A incorporação de uma sociedade dependerá de aprovação em assembleia do protocolo de operação. Sendo aprovado, a sociedade incorporadora deverá, por meio de assembleia, aprovar o referido protocolo, autorizando o aumento de capital a ser subscrito. Além disso, será levado à deliberação o laudo elaborado por perito indicando o patrimônio líquido da incorporada.

Sendo aprovada a incorporação, as sociedades incorporadas são extintas. Importante observar que a aprovação obedecerá as regras específicas de cada tipo societário, ou seja, nas sociedades simples, nas de comandita simples e nas de nome coletivo, combinados os artigos 997 e 999 do Código Civil, se fará necessária a aprovação por unanimidade dos sócios. Do mesmo modo, nas sociedades limitadas requerer-se á a aprovação por meio de 3/4 do capital social etc.

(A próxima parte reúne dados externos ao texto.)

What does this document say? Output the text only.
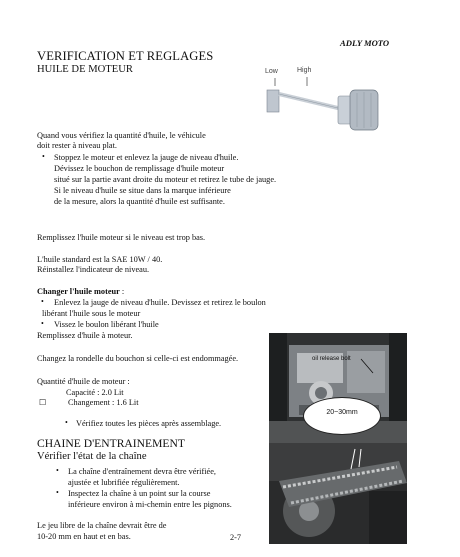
ADLY MOTO
VERIFICATION ET REGLAGES
HUILE DE MOTEUR	Low	High
Quand vous vérifiez la quantité d'huile, le véhicule
doit rester à niveau plat.
• Stoppez le moteur et enlevez la jauge de niveau d'huile.
Dévissez le bouchon de remplissage d'huile moteur
situé sur la partie avant droite du moteur et retirez le tube de jauge.
Si le niveau d'huile se situe dans la marque inférieure
de la mesure, alors la quantité d'huile est suffisante.
Remplissez l'huile moteur si le niveau est trop bas.
L'huile standard est la SAE 10W / 40.
Réinstallez l'indicateur de niveau.
Changer l'huile moteur :
• Enlevez la jauge de niveau d'huile. Devissez et retirez le boulon
libérant l'huile sous le moteur
• Vissez le boulon libérant l'huile
Remplissez d'huile à moteur.
Changez la rondelle du bouchon si celle-ci est endommagée.	oil release bolt
Quantité d'huile de moteur :
Capacité : 2.0 Lit
☐	Changement : 1.6 Lit
• Vérifiez toutes les pièces après assemblage.
CHAINE D'ENTRAINEMENT
Vérifier l'état de la chaîne
• La chaîne d'entraînement devra être vérifiée,
ajustée et lubrifiée régulièrement.
• Inspectez la chaîne à un point sur la course
inférieure environ à mi-chemin entre les pignons.
Le jeu libre de la chaîne devrait être de
10-20 mm en haut et en bas.	2-7
20~30mm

Há de se ressaltar que os sócios poderão estipular quórum diverso para aprovação, por meio de seus estatutos.

Sendo aprovada a proposta de incorporação, no mesmo ato os sócios da incorporada autorização os administradores a praticar todos os atos necessários à incorporação.

O artigo 227§ 1 da Lei 6.404/76 trata do aumento de capital que será verificado por meio da incorporação. O patrimônio da sociedade incorporada será acrescido ao da incorporadora, implicando numa nova distribuição da participação societária. Os sócios quotistas ou acionistas da sociedade incorporadora deverão aprovar um aumento de capital correspondente ao patrimônio que lhe será acrescido, assim como o aumento de cotas ou ações, que serão reservados aos sócios da incorporada. Estes passarão a ser sócios quotistas ou acionistas da incorporadora.

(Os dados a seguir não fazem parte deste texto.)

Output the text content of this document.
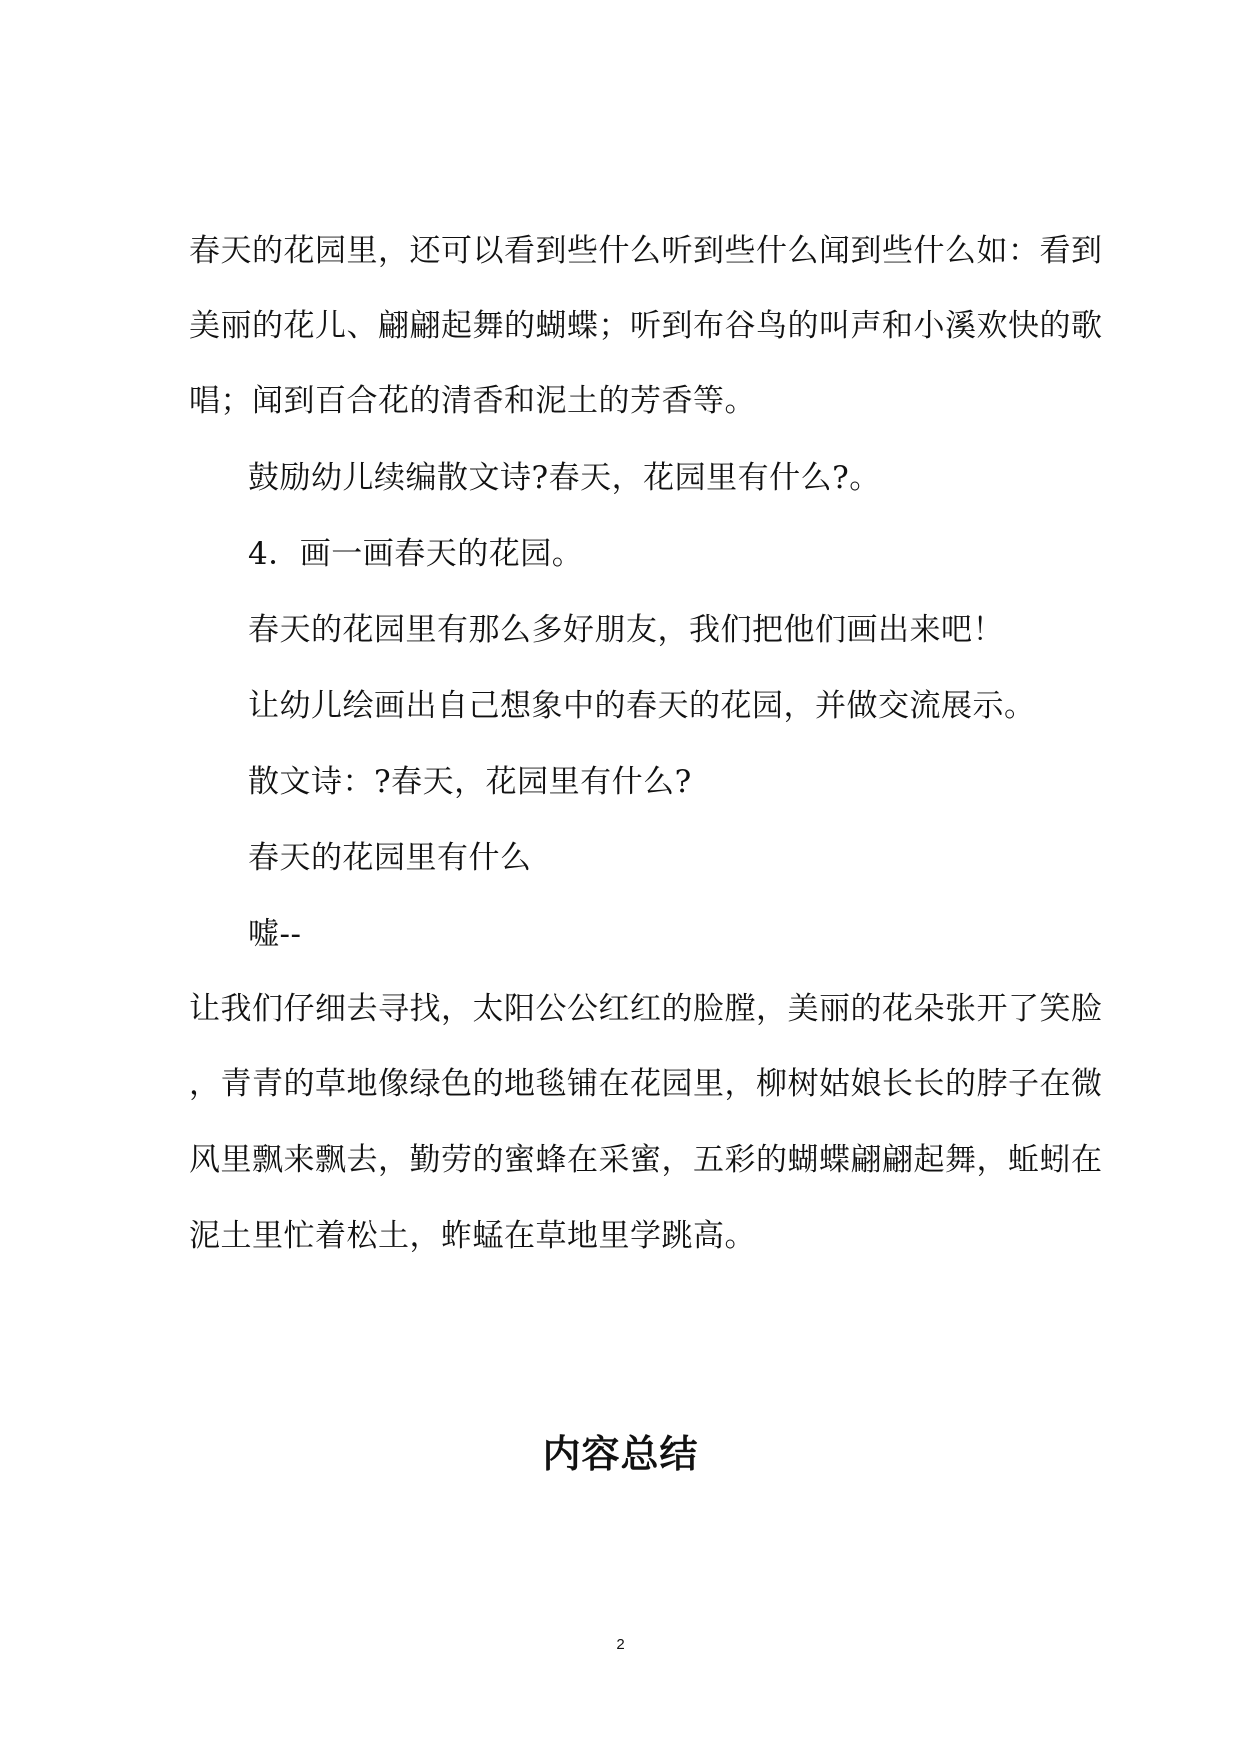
春天的花园里，还可以看到些什么听到些什么闻到些什么如：看到
美丽的花儿、翩翩起舞的蝴蝶；听到布谷鸟的叫声和小溪欢快的歌
唱；闻到百合花的清香和泥土的芳香等。
鼓励幼儿续编散文诗?春天，花园里有什么?。
4．画一画春天的花园。
春天的花园里有那么多好朋友，我们把他们画出来吧！
让幼儿绘画出自己想象中的春天的花园，并做交流展示。
散文诗：?春天，花园里有什么?
春天的花园里有什么
嘘--
让我们仔细去寻找，太阳公公红红的脸膛，美丽的花朵张开了笑脸
，青青的草地像绿色的地毯铺在花园里，柳树姑娘长长的脖子在微
风里飘来飘去，勤劳的蜜蜂在采蜜，五彩的蝴蝶翩翩起舞，蚯蚓在
泥土里忙着松土，蚱蜢在草地里学跳高。
内容总结
2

Importante lição nos é dada por Gladston Mamede (2008, pág. 218), ao dizer que

“o artigo 1.116 do Código Civil fala em sucessão de direitos e obrigações, no que privilegia o aspecto nominal da incorporação: incorporada deixa de existir, sendo extinto o respectivo registro, incorporadoracontinua existindo e, assim, seria sucessora da incorporada. É uma meia verdade: na incorporação há apenas a extinção do nome e registro da incorporada; a sociedade preservou-se, pessoas e patrimônio, ainda que absorvida por outra sociedade. Ora, o patrimônio é a universitas iuris da pessoa. A incorporação do patrimônio é incorporação – e não sucessão – dessa universitas iuris, ou seja, de direitos e deveres”.

Os credores terão até 60 dias, a contar da data de publicação dos atos relativos à incorporação, para requerer a anulação da operação, devendo provar que a mesma impossibilitará o recebimento de seus haveres. O pedido poderá ser elidido por meio da consignação da importância em pagamento, ou então, tratando-se de dívida ilíquida, com a constituição de garantia apta a sustentar o pagamento do crédito, nos termos do artigo 232 da LSA.

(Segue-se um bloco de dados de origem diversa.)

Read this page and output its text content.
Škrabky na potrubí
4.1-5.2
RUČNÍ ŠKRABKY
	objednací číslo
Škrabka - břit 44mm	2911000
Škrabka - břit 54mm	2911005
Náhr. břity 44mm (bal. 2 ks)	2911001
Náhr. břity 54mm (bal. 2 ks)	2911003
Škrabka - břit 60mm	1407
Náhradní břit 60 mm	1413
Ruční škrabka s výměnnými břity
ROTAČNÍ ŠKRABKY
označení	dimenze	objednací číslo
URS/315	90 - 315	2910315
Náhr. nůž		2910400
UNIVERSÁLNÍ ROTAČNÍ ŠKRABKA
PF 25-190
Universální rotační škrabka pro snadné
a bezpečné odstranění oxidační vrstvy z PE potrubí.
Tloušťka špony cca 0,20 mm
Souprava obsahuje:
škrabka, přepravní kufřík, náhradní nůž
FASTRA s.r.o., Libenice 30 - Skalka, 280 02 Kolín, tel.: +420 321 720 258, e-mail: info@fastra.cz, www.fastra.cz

Com a confirmação da incorporação, surge o direito de retirada do sócio dissidente da incorporada, com exceção daqueles que sejam titulares de ação de espécie ou classe que tenha liquidez e dispersão no mercado. Nestes casos, o sócio não terá esse direito, de acordo com o artigo 137, II. A restrição se dá porque, nestes casos, não há prejuízo para o acionista dissidente, pois a alienação do seu título produzirá o mesmo efeito.

Uma outra hipótese em que a Lei de Sociedades por Ações admite a retirada do acionista é em caso de descumprimento do § 3º do artigo 223, que estabelece que se a incorporação envolver companhia aberta, a sucessora (incorporadora) deverá também ser aberta. Dessa forma, sendo a incorporadora uma sociedade limitada, por exemplo, o acionista da sociedade incorporada poderá exercer seu direito de retirada.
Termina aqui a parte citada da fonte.